Add to your Windsurf MCP config (~/.windsurf/mcp_config.json on macOS):
{
"mcpServers": {
"flamboyance": {
"command": "python3",
"args": ["-m", "flamboyance_mcp"],
"cwd": "/path/to/flamboyance"
}
}
}Restart Windsurf — Cascade will have access to:
| Tool | Description |
|---|---|
run_flamboyance |
Start UX friction test (LLM mode, batched) |
get_status |
Poll for progress/completion |
get_report |
Generate full Markdown report |
stop_simulation |
Cancel running test |
run_mutation_test_tool |
Test with UI mutations |
From docker/:
TARGET_URL=http://host.docker.internal:3000 docker compose upBuild context must include agents/ and flamboyance_mcp/ (see Dockerfile.agent). Compose defines several agent services plus an mcp-server on port 8765.
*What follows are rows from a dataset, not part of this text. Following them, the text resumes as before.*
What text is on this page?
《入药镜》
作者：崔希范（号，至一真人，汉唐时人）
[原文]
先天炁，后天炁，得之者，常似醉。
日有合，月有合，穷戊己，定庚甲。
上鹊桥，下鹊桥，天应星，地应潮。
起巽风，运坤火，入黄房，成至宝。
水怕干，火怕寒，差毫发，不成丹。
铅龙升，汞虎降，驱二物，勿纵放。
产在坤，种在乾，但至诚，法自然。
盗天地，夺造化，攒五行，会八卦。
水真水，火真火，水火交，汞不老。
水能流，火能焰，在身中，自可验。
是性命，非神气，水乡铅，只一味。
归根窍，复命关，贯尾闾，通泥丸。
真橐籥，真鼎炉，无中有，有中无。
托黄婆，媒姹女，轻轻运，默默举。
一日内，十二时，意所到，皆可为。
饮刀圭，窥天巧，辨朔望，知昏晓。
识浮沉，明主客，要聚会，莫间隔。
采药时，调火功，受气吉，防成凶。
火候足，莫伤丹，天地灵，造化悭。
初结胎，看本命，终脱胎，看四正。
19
| Name | Patience | Tech Literacy | Special Behavior |
|---|---|---|---|
frustrated_exec |
0.2 | 0.8 | Early exit (30%) |
non_tech_senior |
0.5 | 0.2 | Skips hidden menus |
power_user |
0.9 | 0.9 | — |
casual_browser |
0.5 | 0.5 | — |
anxious_newbie |
0.3 | 0.3 | Early exit, skips hidden |
methodical_tester |
0.95 | 0.6 | 100 max actions |
mobile_commuter |
0.25 | 0.85 | Mobile viewport (375x667) |
accessibility_user |
0.7 | 0.35 | Prefers visible text |
Behaviors: Patience < 0.4 triggers early exit; tech literacy < 0.5 skips collapsed menus.
Test how personas behave when UI elements are broken, hidden, or degraded:
# Use a built-in mutation scenario
python -m agents.runner_mutation --url http://localhost:3000 --mutation broken_checkout
# Use a custom mutation scenario (JSON)
python -m agents.runner_mutation --url http://localhost:3000 \
--mutation '{"name": "custom", "hide": ["#checkout-btn"], "disable": [".nav"]}'Built-in scenarios: broken_checkout, no_nav, slow_submit, disabled_forms, hidden_cta
python3 -m pip install -e ".[dev]"
python3 -m pytest tests/ -vpython -m benchmark.run_benchmark --list # List test apps
python -m benchmark.run_benchmark # Run all
python -m benchmark.analyze # Analyze resultsSee benchmark/README.md for methodology.